I just wanted to say thank you to the Intel team for their support when I said I wanted to do this one. For companies that want to build an IPsec gateway, or an enterprise storage platform, a few days to get an accelerator to work or use new libraries is not a huge effort. For STH going across disciplines and showing all of this takes a lot.
As you may have seen from the photos in the test setup, we did run through all of this not just with the dual-socket Ice Lake-SP Xeon platform with dedicated cards. We also ran through everything with embedded parts as well. The story arc I wanted to show folks is looking at Intel QAT as an add-in PCIe accelerator, then as integrated into embedded parts. The reason for this is clearly looking at the future of where Intel is going with its roadmap. Stay tuned for the embedded piece in a few weeks as we ramp up our Ice Lake-D series on STH.
I’m going back to read this in more detail later. TY for covering all this. I’ve been wondering if there’s updates to QA. They’re too quiet on the tech
IPsec and TLS are important protocols and it’s nice to see them substantially accelerated. What happens if one uses WireGuard for a VPN? Does the QAT offer any acceleration or is the special purpose hardware just not applicable?
Hi Eric – check out the last page where WireGuard is mentioned briefly.
How about sticking a QAT card into an AMD Epyc box? Would be nice to see how this works and get some numbers.
I came here to post the same thing that Herbert did. Is this more ‘Intel Only’ tech or is it General Purpose?
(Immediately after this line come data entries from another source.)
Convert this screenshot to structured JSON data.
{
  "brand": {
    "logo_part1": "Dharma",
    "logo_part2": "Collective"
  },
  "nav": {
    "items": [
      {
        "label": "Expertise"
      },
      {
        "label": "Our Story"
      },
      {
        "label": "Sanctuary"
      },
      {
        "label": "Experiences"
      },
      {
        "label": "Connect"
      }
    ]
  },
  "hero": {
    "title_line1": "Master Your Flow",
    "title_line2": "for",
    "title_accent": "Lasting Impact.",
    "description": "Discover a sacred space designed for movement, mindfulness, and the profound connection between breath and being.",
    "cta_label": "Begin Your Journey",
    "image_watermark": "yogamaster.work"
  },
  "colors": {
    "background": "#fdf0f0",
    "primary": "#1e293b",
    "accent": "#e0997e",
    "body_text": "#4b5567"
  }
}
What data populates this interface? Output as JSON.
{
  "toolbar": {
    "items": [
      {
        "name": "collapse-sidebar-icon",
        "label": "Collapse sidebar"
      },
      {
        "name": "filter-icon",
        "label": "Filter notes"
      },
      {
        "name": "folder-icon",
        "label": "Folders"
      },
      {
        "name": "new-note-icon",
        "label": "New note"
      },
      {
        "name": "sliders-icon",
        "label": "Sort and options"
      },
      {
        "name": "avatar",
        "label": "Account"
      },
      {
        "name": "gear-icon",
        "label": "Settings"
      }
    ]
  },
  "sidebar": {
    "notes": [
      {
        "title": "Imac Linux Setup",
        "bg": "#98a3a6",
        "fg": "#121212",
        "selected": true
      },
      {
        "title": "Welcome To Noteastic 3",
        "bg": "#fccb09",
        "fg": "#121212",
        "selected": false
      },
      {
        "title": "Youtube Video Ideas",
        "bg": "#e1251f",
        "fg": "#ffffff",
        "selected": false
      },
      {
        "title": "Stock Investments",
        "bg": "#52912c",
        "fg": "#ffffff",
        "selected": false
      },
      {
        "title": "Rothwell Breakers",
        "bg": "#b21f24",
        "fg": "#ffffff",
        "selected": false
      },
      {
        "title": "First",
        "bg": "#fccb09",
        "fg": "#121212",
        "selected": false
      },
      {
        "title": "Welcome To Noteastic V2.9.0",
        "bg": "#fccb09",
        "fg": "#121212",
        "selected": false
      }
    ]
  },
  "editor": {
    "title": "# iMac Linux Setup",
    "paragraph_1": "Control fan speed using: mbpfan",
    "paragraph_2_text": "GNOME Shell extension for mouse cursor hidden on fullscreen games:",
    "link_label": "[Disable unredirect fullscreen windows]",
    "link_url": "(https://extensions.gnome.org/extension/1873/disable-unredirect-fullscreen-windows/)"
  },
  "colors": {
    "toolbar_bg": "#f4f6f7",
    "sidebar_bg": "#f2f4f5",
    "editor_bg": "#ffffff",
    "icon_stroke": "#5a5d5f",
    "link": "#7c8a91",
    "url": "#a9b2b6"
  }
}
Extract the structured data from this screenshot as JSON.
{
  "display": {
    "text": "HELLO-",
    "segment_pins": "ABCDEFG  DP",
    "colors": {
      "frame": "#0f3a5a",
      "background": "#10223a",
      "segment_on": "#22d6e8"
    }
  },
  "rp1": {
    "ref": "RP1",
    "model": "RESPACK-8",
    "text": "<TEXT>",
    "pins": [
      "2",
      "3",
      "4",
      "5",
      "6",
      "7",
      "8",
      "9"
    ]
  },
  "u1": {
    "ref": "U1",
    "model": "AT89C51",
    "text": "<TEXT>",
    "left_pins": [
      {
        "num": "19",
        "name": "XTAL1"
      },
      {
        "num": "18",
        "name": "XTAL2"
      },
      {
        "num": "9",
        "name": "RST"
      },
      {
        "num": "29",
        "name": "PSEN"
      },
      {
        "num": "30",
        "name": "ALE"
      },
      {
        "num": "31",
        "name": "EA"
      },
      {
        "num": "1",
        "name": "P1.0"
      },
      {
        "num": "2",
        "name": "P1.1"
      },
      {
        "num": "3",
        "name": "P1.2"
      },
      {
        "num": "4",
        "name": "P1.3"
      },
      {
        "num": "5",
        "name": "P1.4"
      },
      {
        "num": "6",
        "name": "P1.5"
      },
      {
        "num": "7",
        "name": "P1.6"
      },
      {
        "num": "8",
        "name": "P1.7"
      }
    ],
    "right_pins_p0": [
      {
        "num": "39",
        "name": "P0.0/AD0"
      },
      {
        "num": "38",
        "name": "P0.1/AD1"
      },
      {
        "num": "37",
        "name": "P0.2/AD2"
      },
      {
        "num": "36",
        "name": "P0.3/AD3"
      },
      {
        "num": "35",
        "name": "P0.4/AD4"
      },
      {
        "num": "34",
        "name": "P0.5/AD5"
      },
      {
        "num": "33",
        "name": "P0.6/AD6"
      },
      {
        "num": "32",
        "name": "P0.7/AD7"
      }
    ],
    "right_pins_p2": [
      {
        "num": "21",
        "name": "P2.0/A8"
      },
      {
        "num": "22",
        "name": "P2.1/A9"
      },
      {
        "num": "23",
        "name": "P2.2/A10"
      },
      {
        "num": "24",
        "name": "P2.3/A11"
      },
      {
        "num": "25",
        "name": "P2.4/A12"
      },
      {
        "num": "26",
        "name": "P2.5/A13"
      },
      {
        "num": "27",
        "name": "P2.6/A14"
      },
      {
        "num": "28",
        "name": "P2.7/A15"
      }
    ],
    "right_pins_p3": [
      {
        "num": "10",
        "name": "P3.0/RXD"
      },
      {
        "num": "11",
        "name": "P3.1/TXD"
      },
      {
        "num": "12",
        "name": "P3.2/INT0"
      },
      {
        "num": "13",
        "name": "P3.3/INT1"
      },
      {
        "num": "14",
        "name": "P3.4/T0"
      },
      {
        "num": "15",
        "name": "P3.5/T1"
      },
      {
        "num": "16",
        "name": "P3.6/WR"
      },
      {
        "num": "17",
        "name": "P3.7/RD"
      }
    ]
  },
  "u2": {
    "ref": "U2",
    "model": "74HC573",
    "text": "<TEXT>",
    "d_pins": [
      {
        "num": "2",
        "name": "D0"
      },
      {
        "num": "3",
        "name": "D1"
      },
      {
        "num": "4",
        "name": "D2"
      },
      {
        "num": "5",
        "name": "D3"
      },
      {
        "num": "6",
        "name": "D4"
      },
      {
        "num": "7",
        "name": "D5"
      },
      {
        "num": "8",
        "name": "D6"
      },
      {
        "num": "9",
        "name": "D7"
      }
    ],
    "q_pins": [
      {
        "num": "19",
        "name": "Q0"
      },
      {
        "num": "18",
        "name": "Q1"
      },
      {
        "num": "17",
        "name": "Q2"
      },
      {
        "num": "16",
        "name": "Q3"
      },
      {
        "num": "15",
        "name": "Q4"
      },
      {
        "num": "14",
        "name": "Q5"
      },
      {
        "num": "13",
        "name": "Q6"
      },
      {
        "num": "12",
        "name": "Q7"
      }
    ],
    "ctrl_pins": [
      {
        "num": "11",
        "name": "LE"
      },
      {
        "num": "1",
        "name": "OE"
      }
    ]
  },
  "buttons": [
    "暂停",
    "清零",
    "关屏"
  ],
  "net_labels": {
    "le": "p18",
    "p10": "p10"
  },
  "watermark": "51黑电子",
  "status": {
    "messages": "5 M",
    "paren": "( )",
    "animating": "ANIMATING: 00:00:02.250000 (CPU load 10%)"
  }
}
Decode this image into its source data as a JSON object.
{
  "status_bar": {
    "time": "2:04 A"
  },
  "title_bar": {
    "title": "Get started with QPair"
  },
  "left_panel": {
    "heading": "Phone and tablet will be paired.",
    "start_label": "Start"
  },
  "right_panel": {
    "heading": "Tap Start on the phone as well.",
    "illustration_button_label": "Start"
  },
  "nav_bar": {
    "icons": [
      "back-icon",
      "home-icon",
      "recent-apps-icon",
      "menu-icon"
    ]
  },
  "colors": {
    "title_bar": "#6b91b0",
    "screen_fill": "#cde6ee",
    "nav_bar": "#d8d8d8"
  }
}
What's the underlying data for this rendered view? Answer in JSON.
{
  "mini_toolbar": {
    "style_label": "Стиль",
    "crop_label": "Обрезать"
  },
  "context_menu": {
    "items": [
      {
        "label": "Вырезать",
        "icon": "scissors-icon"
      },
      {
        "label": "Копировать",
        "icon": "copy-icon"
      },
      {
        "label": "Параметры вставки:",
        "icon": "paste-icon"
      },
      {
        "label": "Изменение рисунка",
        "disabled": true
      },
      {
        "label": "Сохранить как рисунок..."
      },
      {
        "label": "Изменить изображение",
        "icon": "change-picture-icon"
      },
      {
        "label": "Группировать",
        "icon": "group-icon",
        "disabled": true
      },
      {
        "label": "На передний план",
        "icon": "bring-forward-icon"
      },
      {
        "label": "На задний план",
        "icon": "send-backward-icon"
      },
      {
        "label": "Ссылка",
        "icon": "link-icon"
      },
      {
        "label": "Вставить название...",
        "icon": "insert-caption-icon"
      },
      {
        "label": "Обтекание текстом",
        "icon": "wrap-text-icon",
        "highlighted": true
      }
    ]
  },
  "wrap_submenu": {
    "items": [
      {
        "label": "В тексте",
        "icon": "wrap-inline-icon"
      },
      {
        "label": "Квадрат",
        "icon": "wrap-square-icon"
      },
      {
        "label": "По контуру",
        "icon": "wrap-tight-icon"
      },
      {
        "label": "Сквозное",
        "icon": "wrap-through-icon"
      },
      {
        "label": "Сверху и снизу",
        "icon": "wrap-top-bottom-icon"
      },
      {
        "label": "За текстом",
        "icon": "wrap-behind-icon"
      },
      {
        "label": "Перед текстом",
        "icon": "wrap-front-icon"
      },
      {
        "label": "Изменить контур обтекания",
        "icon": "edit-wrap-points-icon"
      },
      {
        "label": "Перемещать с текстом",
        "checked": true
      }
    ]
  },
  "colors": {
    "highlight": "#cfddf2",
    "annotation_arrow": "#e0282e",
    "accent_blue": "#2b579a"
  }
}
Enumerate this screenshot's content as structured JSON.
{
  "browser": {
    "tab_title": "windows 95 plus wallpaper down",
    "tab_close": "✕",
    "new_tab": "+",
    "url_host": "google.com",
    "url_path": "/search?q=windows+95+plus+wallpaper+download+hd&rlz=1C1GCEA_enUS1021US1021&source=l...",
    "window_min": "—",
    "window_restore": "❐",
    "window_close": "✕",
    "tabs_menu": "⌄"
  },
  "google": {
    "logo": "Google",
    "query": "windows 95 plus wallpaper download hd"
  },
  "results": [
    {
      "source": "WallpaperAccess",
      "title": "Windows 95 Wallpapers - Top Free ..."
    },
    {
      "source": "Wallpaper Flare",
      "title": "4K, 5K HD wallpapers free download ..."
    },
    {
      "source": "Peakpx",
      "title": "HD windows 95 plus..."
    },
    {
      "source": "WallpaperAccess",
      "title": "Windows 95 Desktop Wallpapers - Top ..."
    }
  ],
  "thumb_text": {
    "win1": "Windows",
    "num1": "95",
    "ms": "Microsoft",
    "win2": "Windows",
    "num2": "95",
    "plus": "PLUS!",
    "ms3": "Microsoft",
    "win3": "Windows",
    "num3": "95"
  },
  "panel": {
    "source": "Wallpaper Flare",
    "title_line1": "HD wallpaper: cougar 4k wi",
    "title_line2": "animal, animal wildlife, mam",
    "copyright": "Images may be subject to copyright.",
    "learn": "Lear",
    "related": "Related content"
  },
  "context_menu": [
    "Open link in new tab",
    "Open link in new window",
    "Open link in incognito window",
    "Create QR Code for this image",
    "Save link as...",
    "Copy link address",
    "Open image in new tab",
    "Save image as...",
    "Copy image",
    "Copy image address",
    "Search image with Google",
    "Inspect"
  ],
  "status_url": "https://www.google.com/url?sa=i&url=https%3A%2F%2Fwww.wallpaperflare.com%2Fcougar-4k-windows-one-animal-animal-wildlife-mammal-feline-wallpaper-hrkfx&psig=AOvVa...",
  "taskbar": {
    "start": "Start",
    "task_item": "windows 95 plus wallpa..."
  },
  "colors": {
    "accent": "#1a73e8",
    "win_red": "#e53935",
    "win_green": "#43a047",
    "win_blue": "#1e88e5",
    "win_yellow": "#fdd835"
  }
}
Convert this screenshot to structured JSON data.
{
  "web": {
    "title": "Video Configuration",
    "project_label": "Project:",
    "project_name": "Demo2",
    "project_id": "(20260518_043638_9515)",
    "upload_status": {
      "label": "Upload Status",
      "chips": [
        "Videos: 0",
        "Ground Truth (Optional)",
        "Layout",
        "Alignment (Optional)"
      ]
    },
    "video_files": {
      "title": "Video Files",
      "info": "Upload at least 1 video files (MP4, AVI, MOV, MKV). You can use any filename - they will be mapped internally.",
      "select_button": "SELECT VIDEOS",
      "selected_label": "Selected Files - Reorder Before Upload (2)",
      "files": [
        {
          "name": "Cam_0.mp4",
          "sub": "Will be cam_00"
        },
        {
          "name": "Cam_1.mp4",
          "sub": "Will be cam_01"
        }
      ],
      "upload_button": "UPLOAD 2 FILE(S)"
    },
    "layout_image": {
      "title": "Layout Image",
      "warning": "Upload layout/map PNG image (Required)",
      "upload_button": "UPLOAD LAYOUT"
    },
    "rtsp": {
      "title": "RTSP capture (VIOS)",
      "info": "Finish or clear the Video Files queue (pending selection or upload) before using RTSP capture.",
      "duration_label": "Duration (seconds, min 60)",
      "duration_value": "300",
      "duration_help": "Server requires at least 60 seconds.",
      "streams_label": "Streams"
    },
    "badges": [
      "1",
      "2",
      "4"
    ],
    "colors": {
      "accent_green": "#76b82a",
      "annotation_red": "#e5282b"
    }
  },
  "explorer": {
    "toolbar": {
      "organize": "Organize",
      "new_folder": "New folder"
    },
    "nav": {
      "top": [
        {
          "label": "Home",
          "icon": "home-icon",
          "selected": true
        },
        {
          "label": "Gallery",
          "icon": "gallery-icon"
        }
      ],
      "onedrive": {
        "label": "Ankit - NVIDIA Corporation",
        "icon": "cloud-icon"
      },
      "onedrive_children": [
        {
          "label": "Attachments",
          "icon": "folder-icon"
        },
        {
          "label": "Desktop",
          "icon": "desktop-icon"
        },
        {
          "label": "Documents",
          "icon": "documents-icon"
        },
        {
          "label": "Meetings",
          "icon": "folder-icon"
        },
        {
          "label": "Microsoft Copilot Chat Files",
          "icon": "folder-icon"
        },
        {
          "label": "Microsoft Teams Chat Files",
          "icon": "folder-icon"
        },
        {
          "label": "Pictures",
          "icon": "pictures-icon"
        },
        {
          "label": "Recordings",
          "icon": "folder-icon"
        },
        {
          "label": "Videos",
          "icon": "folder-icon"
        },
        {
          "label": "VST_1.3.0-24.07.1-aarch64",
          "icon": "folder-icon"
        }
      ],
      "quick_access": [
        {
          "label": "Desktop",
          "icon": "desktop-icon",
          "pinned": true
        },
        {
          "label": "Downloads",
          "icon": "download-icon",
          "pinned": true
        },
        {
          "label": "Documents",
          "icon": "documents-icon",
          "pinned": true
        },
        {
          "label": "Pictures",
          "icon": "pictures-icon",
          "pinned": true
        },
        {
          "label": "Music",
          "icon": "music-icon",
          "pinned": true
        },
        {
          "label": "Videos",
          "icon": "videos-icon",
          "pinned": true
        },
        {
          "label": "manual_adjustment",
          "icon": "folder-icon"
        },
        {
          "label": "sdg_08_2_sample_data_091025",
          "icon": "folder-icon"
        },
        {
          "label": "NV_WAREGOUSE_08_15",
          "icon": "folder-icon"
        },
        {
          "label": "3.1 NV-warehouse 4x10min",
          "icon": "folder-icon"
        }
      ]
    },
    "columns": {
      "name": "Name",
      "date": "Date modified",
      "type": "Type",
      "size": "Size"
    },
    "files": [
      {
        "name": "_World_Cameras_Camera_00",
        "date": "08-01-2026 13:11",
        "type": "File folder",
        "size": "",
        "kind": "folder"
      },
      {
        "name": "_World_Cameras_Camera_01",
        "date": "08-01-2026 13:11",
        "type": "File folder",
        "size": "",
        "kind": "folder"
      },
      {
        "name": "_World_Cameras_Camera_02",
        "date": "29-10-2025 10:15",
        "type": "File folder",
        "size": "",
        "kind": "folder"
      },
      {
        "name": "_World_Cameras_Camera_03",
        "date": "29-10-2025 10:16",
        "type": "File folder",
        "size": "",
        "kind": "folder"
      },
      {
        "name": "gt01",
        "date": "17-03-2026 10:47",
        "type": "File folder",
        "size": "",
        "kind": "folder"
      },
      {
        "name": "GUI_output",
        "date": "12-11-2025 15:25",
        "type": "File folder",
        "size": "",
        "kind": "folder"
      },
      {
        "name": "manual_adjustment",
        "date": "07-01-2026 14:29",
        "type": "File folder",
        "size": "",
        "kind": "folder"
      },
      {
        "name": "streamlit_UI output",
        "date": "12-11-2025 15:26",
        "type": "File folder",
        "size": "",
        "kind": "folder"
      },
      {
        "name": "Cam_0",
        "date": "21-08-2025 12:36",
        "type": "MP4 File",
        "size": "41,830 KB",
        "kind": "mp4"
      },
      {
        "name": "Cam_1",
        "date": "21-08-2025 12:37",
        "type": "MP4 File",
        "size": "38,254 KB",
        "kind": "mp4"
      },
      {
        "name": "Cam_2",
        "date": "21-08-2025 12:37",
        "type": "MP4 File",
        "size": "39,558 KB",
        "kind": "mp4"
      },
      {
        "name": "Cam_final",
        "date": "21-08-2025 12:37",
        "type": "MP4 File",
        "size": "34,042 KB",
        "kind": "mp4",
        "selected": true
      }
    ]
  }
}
Also, what OS’s did you test with? It’s obvious that you used some flavour of Linux or BSD from the screenshot, I’d like to know specifics.
It would be also interesting to know if Windows Server also saw the same % of benefit from using these cards. (I’m a Linux/BSD only sysadmin, but it would still be nice to know.)
I don’t think QAT on EPYC or Ampere is supported by anyone, no?
I thought I saw in the video’s screenshots they’re using Ubuntu and 22.04.x?
Some of the libraries are available in standard distributions, however it seems you must build QAT engine from source to use it, there are no binary packages. I think this limits the usability for a lot of organizations. I would be especially wary if it’s not possible to upgrade OpenSSL.